Now that recreational cannabis sales are legal in Colorado, Hadley said he anticipates that most medical dispensaries will sunset sometime in the near future.
There are some notable differences between recreational and medical marijuana sales in Colorado. Recreational marijuana customers are allowed to purchase up to 1 ounce of flower per day, while the limit for medical clients is twice that.
Also, recreational products are subject to a 15% sales tax that was levied by Colorado voters in 2013, in addition to the excise tax that was imposed in 2012 with the passing of Amendment 64 to legalize possession and consumption of cannabis for recreational use.
In 2019, Moffat County became one of the last Colorado counties to legalize recreational cannabis sales, leaving Colorado Springs as the only remaining area in the state that allows medical marijuana stores but not recreational sales.
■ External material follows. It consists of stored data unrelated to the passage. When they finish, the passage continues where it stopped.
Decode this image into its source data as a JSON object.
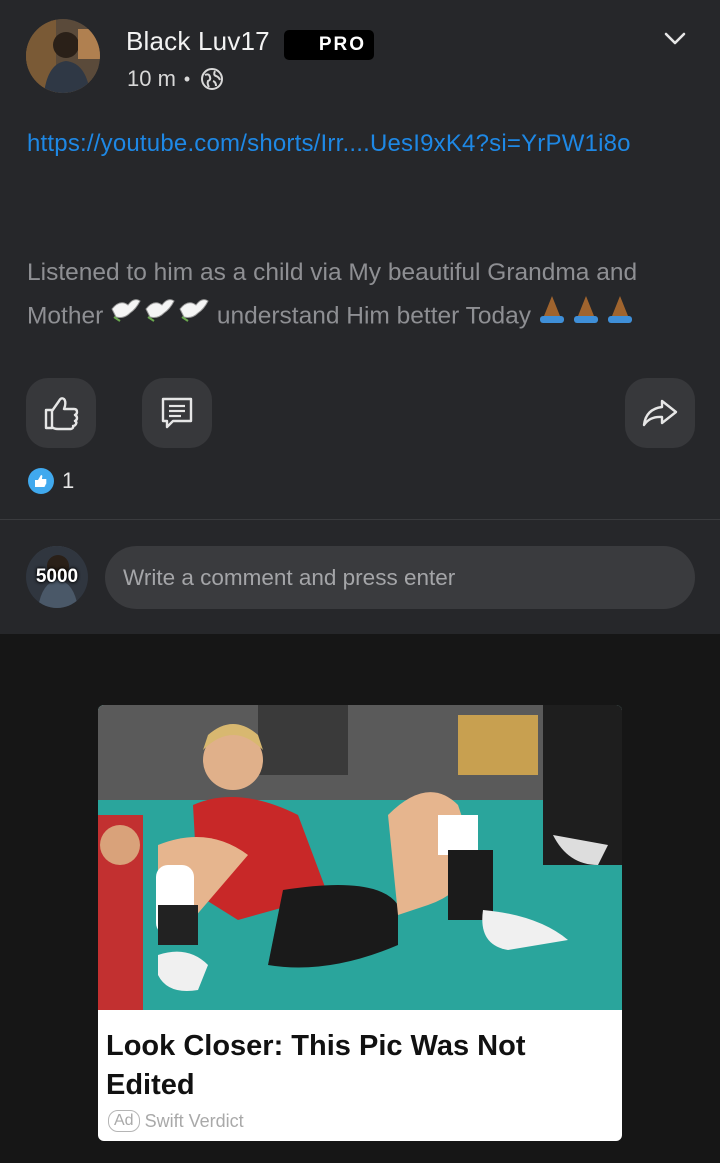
{
  "post": {
    "author": "Black Luv17",
    "badge": "PRO",
    "time": "10 m",
    "separator": "•",
    "privacy_icon": "globe-icon",
    "link": "https://youtube.com/shorts/Irr....UesI9xK4?si=YrPW1i8o",
    "text_before": "Listened to him as a child via My beautiful Grandma and Mother",
    "text_middle": "understand Him better Today",
    "emoji_doves": "🕊🕊🕊",
    "emoji_hands": "🙏🙏🙏",
    "like_count": "1",
    "actions": [
      "thumbs-up-icon",
      "comment-icon",
      "share-icon"
    ]
  },
  "composer": {
    "points": "5000",
    "placeholder": "Write a comment and press enter"
  },
  "ad": {
    "title": "Look Closer: This Pic Was Not Edited",
    "tag": "Ad",
    "source": "Swift Verdict"
  },
  "colors": {
    "post_bg": "#26272a",
    "page_bg": "#161616",
    "link": "#1e88e5",
    "muted_text": "#8e8f93",
    "like_blue": "#40a9ee"
  }
}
With most of the state moving to recreational sales, the guidelines that govern medical use and sales have changed, and it has become more difficult for users to obtain a medical card.
According to Hadley, the biggest difference between medical and recreational guidelines likely concerns edibles. He said many local clients depend on the Apothecary for medical products in the range of 1,000 mg for around $65 to $75. Hadley said the same dosage on the recreational side would cost a patron upward of $300.
This is not the first time Hadley’s career in the cannabis industry has faced challenges. When he first opened the Apothecary, cannabis was not widely accepted in the community. But over time, Hadley has seen people become more open minded, and he thinks there is still room for growth in the local cannabis industry.